A key part of the Party’s power lies in controlling the country’s story. The Party’s Central Propaganda Department enforces the official view of history, making sure that newspapers follow the party line, that school textbooks offer an acceptable interpretation of history; that official verdicts on events—like Tiananmen Square—are adhered to.
Part of that job, McGregor says, quoting a retired senior government official, is managing the image of Mao Zedong, for his biggest legacy to China was the Communist Party of China, and as long as the Party exists, the impact of Mao will be enduring.
Because the Party has shut out all debate on Mao, some academics fear that China may never move forward. ‘The Party’s biggest single burden was the Great Helmsman himself. In China’s history wars, the biggest battles have invariably been over the communist commitment to protect Mao, who still remains the single, overarching symbol of the Party and the nation.’
Which is why, a short essay in Chinese that popped into my mail recently made me sit up.
It was entitled, ‘Deputy Liu Shaoqi’.
The name Liu Shaoqi is a red flag, if your ear is attuned to the rhythms of Chinese politics. I read the text carefully, looking up in a dictionary any unfamiliar words and the endless stream of ‘chengyu’, poetic sayings that erudite Chinese like to sprinkle speeches with, like mushrooms after spring rain.
The essay was a description of Liu Shaoqi’s political rise alongside Mao and Liu’s stunning demise, when Red Guards burst into the Party’s headquarters at Zhong Nan Hai and arrested him.

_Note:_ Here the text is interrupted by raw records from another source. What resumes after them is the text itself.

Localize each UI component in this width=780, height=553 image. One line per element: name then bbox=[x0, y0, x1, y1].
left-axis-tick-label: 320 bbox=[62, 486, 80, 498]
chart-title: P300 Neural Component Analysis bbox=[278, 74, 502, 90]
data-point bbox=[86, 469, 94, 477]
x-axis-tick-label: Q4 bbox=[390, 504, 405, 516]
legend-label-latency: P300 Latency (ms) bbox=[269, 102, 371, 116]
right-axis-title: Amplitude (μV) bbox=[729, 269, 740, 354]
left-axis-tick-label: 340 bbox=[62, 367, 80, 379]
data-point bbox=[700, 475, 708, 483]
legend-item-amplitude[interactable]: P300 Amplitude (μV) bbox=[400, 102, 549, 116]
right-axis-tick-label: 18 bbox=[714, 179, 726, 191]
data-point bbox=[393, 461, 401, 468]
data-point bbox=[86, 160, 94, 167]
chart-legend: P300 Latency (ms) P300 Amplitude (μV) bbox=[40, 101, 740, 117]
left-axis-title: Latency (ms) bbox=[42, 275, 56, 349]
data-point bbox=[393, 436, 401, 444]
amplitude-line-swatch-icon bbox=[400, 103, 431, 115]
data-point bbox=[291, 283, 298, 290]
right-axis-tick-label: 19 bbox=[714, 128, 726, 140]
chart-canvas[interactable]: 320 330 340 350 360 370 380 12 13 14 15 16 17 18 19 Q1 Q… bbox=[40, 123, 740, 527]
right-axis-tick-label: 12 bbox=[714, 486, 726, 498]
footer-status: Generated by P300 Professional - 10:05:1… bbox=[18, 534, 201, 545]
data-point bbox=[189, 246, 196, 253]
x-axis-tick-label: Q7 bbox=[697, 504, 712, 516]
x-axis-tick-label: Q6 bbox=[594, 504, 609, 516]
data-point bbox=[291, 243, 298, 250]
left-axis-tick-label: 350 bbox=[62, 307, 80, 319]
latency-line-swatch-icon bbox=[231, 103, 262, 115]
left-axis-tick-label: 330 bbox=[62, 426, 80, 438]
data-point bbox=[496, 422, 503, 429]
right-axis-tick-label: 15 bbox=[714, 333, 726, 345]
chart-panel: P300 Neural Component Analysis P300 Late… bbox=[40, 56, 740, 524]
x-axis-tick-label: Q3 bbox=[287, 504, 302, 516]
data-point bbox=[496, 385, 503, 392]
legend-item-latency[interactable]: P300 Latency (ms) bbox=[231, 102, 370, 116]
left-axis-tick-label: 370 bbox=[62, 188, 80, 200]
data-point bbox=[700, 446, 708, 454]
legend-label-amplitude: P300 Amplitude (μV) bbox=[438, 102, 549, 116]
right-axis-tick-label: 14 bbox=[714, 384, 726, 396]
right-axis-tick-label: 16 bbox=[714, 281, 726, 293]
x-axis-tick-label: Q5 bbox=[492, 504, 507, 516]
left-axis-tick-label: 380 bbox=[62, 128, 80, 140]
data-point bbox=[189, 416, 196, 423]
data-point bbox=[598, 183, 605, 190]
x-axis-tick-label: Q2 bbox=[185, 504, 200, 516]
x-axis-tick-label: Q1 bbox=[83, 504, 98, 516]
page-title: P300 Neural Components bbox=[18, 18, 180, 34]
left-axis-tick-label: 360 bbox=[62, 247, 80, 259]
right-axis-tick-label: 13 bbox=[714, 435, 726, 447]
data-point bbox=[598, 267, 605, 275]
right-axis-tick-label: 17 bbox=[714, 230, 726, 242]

They dragged him off and beat and tortured him, throwing him in prison, where he eventually died in 1969, to be buried anonymously. So much for the man who coined the phrase ‘Mao Zedong Thought’, the man who at one point was thought to be Mao’s successor, as the essay pointed out.
Two alarm bells rang in my head: the brutal treatment of Liu Shaoqi at Mao’s hands is tantamount to criticising Mao—an explosive taboo in China. Secondly, the essay was signed Liu Yazhou.
Liu Yazhou is no back-alley dissident. He is the son-in-law of Li Xiannian, a former president of China; Liu Yazhou’s political credentials are impeccable. He is a Lieutenant General, and a Political Commissar of the People’s Liberation Army (PLA) University for National Defense.
This summer, he told a Hong Kong magazine, Phoenix Weekly, the following: “A system that does not allow its citizens to breathe freely, nor to maximally unleash their creativity, nor puts those who can best represent the people in leadership positions, is doomed.”
The Party, it seems is undergoing a silent upheaval behind closed doors yet again.
After all, if wind comes out of an empty cave, there must be a reason.